As I’ve mentioned before, I’m a bit of a history geek. One thing I’ve always fancied doing, but never quite got round to, is a Jack the Ripper walking tour in London’s East End. So when Visit England invited me to check it out, as this year marks 125 years since the notorious killer terrorised the streets of Whitechapel, I nearly ripped their arm off.
Our tour began outside Aldgate East tube station. Our guide, Richard, told us that on 8th August 1888 the body of a woman called Martha Tabram was found. She’d been stabbed 39 times. There’s much debate around whether she was actually the first of Jack the Ripper’s victims as she wasn’t killed in the same way as the others – her throat wasn’t slit and she wasn’t spliced open. But although attacks were common in those days in Whitechapel, murder wasn’t, which is what led people to believe she may have fallen foul of the Ripper.
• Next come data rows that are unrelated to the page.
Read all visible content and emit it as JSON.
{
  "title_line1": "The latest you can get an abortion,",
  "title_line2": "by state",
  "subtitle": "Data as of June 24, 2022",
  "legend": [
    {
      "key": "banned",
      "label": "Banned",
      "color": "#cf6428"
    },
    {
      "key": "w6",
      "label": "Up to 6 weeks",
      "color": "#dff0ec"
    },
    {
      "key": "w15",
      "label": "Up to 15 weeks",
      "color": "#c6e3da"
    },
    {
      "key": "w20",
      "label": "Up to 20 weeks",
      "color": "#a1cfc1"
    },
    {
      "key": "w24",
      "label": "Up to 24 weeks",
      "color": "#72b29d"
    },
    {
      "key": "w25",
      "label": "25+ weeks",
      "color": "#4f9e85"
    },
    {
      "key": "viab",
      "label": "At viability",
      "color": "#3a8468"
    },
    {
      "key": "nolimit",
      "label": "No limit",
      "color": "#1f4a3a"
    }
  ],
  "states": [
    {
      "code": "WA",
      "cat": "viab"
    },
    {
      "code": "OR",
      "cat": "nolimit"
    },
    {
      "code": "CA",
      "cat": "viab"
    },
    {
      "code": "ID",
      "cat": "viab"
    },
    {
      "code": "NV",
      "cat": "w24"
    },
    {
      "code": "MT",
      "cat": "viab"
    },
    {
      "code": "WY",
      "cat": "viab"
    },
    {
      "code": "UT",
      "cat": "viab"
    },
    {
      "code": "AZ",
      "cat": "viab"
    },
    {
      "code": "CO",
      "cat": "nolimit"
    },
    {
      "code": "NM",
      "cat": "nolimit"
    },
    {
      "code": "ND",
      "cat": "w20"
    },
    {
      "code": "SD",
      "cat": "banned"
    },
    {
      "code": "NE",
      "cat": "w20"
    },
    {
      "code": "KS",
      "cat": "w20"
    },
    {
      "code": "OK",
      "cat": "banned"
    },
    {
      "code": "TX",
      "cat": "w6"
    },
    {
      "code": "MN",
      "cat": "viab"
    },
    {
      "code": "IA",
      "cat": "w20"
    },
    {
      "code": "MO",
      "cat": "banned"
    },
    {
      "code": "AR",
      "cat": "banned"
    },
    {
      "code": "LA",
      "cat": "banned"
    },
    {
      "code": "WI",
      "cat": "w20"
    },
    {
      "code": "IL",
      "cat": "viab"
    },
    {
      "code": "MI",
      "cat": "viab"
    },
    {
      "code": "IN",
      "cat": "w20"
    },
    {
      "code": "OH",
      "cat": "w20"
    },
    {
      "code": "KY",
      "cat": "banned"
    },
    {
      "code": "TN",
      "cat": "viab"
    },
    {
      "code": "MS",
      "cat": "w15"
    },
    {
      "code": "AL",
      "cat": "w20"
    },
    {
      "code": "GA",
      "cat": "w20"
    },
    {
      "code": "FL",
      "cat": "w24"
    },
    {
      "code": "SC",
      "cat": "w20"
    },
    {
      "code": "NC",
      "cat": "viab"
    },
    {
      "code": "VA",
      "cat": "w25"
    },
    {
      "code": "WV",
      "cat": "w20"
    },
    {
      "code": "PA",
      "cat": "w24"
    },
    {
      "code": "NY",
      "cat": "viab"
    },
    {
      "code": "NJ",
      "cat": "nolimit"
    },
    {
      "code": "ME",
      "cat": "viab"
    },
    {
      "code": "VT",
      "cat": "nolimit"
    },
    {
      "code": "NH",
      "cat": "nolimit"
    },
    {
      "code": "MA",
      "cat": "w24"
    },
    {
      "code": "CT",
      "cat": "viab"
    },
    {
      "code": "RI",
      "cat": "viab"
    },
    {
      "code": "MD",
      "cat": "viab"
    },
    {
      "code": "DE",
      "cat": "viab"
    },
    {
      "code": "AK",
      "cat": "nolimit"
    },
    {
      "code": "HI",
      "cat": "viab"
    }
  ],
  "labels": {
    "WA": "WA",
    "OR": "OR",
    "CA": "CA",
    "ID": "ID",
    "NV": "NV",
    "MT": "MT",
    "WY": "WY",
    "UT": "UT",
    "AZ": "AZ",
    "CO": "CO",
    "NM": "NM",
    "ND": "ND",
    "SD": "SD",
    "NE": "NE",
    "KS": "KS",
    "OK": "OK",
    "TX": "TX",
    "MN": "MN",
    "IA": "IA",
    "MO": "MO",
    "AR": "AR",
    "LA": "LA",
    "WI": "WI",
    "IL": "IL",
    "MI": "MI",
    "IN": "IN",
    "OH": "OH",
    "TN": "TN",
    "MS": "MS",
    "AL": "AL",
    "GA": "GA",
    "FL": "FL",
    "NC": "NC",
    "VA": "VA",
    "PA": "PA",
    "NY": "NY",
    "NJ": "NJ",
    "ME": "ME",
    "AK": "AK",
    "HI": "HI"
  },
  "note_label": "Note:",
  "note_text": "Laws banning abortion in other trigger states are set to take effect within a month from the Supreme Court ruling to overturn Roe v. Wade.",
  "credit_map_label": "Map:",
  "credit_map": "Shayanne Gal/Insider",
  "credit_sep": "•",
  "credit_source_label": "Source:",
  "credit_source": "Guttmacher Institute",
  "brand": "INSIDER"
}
The tour costs £9 per person and lasts for a couple of hours, following in the Ripper’s footsteps. It takes in the key sites (mainly the murder spots) of Jack the Ripper’s reign of terror. Our walk was peppered with facts, such as the body of Mary Ann Nichols, Jack the Ripper’s first victim (killed on 31 August), was found on Buck’s Row. Because of its notoriety residents petitioned the council and it was renamed Durwood Street.
If it’s blood, gore and being scared silly you’re after then perhaps this tour isn’t for you. The most gruesome it gets is in the descriptions of the murders. What makes the Jack the Ripper walking tour a hidden gem for me is that it gives a fascinating insight into the sociology of the time. Richard told us about the rise of antisemitism in the East End and near pogroms against Jews after it was touted in the press that the killer wore a black apron (an item of clothing associated with immigrant workers).
Richard also explained how lots of social changes were implemented as a result of the murders. After the Ripper crossed the boundary of the East End and killed Catherine Eddowes in the City of London there was a fear that if he could infiltrate the City so too could other undesirable elements from the underclasses. People were terrified of the spread of cholera and typhoid so measures were put in place to try and improve living conditions in London’s East End.
I was also fascinated to learn that the super trendy hotspot of Shoreditch is also an area that the Ripper frequented. The Truman Brewery was where the body of Annie Chapman was discovered with her womb cut out. One of our stops was in front of a well known ad agency, artist Tracey Emin lives in what was once the most squalid area of London, and there’s a location house on Princelet Street used as the setting for Woman in Black. So it’s interesting to see just how much of a transformation London’s East End has, and still is, going through.